Farmers are also concerned with the instability of the production of chili. In order to maintain production stability and cash income, farmers grow various crops in between the main crop, such as corn, egg plant, long bean and mustard. This strategy is regarded as crop diversification.


Great water evaporation is type of sandy land in coastal areas. To solve the problem, farmers introduced land coverage with plastic covers and straws. In addition, farmers found new systems for effective watering using pipes. Those strategies helped farmers to maintain humidity, which was very important for raising agricultural crops.
Use of land coverage and watering pipes can also extend planting schedules. It is common that during rainy season, farmers in other places will stop cultivating chili as it is quite risky. But, farmers in coastal areas can still maintain their crops. A lack of production supply during the rainy season has become a blessing for farmers in coastal areas in terms of obtaining higher prices.

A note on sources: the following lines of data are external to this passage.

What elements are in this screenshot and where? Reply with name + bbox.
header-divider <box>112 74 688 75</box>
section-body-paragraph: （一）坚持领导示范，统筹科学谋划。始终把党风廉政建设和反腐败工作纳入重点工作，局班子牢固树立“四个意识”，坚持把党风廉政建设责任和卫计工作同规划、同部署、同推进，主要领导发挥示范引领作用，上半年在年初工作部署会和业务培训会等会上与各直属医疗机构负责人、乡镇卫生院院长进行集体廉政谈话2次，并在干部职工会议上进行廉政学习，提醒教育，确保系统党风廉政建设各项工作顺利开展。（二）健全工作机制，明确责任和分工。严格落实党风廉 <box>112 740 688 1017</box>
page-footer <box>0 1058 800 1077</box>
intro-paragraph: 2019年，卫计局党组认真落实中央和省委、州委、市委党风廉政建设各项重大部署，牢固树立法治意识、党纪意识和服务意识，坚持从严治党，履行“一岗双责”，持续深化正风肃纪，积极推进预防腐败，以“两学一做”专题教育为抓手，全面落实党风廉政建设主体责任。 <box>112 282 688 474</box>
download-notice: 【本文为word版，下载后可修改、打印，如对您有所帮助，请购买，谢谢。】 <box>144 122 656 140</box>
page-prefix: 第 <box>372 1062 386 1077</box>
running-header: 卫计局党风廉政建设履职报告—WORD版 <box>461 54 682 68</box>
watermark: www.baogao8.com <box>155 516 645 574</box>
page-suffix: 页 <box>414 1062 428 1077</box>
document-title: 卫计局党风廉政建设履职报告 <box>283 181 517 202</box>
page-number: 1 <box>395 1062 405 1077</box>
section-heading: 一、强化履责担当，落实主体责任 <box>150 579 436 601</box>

Farming group arrangements for production input provision and the development of auction market areas are also an innovation of local farmers. Those strategies could strengthen the bargaining power of local farmers and to some extent minimize the negative impact of the instability caused by extreme climate change.


Learning from grass root experiences, local and national governments and related agencies could promote appropriate strategies that will be beneficial for local farmers. Local and indigenous knowledge could possibly be improved using modern science approaches and could even be imitated globally.
The promotion of local innovators is needed and can possibly be used as an agent for socialization and also for dissemination to other communities in reducing the negative impacts of climate change. Related government agencies should also introduce reliable predictions on climate change and appropriate strategies for how to cope with it.


(*)Subejo is a graduate from the University of Tokyo. Supriyanto is a graduate from the University of Ghent, Belgium. Both are lecturers in the School of Agriculture, Gadjah Mada University, Yogyakarta.